Jackman and Reynolds played it safe and made a bunch of money. That’s exactly what they would do for the Oscars. Recently, Reynolds was asked by Deadline about the buzz surrounding the possibility of the two hosting the show. “I love how you skipped past the other headline: ‘Giant Bag Of Blood Ryan Reynolds Fails Again,’ ” Reynolds quipped. “The Oscars, yes. This is something I really genuinely would love to do with Hugh. Yeah, we hosted Kimmel together, but we also had just kind of hit, ‘F*k it’ at that point, we were at the end of a long tour. We traveled in every country all over the world, and enjoyed every second of it. And we go to Kimmel, we didn’t even remember the schedule, (as it was) so intense on the tour like that. And so we got to Kimmel, and we just got loose. And it was, I thought, kind of an interesting way to host it.”

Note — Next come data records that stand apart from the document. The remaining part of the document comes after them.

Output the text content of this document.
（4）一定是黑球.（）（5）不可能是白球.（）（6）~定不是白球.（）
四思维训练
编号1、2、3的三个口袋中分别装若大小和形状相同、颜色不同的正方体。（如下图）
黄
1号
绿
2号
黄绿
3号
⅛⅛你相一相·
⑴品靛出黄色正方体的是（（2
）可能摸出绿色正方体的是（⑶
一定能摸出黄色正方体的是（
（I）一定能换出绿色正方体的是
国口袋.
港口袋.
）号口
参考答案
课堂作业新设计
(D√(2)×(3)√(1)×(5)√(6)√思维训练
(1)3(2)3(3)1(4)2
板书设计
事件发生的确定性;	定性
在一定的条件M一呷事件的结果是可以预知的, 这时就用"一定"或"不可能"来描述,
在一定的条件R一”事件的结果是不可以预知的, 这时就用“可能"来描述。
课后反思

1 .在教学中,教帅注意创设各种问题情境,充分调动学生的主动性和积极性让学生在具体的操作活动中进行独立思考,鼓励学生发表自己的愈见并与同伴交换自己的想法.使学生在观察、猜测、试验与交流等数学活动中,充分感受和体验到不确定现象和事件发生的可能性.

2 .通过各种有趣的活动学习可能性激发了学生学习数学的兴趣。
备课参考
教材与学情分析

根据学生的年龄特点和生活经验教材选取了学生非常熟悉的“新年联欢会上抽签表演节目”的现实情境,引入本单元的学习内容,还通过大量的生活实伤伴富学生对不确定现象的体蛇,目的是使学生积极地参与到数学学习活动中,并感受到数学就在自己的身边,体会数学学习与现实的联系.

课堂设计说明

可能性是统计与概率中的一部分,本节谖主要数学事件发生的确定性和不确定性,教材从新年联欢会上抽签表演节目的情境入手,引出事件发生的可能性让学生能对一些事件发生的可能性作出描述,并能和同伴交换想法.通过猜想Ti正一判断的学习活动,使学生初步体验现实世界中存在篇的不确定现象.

If that answer feels a bit ramble-y, don’t worry, he wasn’t done! “It feels like those old AFI dinners where everybody would get up there — they go from decades and decades ago all the way up to present day. And they look like what you sort of hope the Oscars could feel like, right? A bit of a roast, a bit of a loose kind of enjoyable experience,” Reynolds explained I guess. “And, you know, it’s getting harder and harder out there, I think, for telecasts like that to kind of exist, it’s tricky. So, one day I’d love to do that, I don’t know about this year, but one day, yeah.” What? Live television is, arguably, one of the few things keeping TV alive!
I don’t expect Reynolds to have a pocket answer to this question, but he says a lot to say a little. The interviewer then presses him again and he goes on to basically say that, since the things he does are all consuming but he also wants to be there with his kids, he has to pick and choose what he does. He says that the Oscars specifically would make it hard to be present at home as he’d be spending that time thinking of jokes. I don’t know Ryan Reynolds, but, for someone who says he’d love to one day host the Oscars, it sounds like he doesn’t want to one day host the Oscars.
That’s perfectly fine! If he hosted the Oscars with Jackman they’d likely play it even safer than they did with their buddy superhero movie, a place where they could have done whatever they wanted and still get adulation hurled at them. But, when you’re more brand than actor, ya gotta protect that image at all costs.